Nvidia CEO Warns Biden's China Trade Limits Harm US Tech

Micron Technology

The CEO of Nvidia said that the US is risking hurting its tech industry if it keeps limiting trade with China. He warned that this could lead to "enormous damage".

Jensen Huang said that new restrictions by the Biden administration limit their ability to export chips to China. Because of these restrictions, their business was not able to operate freely. The restrictions included advanced chips that were made with US technology. This made Jensen Huang feel like his hands were tied behind his back.

Huang said in an interview with the Financial Times that if China can't buy from the US, they will just build it themselves. China is a very important market for the technology industry, so the United States has to be careful.

Last August, Nvidia was told by US officials to stop sending two AI chips to China. They made a new product to meet government restrictions. Nvidia's chips are important for chatbots like ChatGPT that depend on large language models.

Biden made new rules in October. China can't get certain chips made with US tools. US officials don't want foreign companies to give China fancy chips or tools to make them.

Huang said be careful before doing more trade restrictions with China.
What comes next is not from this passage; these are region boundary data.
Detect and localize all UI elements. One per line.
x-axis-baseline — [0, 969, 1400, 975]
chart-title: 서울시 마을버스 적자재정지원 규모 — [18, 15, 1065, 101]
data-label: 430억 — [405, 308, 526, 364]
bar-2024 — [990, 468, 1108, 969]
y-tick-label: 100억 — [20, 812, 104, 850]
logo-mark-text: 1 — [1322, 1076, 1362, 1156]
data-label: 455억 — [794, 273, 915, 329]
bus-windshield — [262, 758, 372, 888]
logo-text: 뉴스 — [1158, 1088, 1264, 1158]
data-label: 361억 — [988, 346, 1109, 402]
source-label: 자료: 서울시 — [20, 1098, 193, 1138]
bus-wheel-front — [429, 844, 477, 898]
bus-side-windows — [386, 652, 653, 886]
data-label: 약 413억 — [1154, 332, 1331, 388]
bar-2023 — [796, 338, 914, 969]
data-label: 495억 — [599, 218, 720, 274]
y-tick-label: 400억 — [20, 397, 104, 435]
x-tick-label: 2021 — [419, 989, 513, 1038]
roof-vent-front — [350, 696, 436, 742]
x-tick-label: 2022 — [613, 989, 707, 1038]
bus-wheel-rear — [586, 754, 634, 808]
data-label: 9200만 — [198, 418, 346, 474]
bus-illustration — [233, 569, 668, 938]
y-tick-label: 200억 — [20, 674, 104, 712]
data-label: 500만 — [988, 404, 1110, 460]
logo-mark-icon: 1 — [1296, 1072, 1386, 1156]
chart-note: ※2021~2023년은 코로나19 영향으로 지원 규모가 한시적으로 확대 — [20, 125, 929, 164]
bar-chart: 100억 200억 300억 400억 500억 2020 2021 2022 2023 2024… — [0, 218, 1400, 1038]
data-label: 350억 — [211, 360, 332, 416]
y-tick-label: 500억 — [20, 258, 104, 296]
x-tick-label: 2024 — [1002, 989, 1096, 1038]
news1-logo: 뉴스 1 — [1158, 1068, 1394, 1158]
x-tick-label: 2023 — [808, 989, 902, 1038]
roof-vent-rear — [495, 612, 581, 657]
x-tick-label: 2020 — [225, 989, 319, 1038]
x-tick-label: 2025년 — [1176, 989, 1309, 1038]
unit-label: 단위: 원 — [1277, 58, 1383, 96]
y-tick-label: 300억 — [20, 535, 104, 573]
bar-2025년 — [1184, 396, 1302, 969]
He said this a few days before China stopped using products from Micron, which is an American chipmaker, in important stuff.

Huang said losing the Chinese market would be bad. There is no other place like China. American companies would get hurt if they couldn't trade with China.

Huang co-founded Nvidia in 1993. He's worth $27bn. Huang says Chinese companies are building chips. They're making chips to compete with Nvidia. Their chip products are for AI, gaming, and graphics.

He said stopping Chinese access would hurt the Chips Act. This Act is trying to make more fabs. The White House plans to give $52bn to this.

Huang said American tech industry might lose one-third of their market. This means American fabs may not be needed anymore. We will have too many fabs. Wrong regulations may harm tech industry.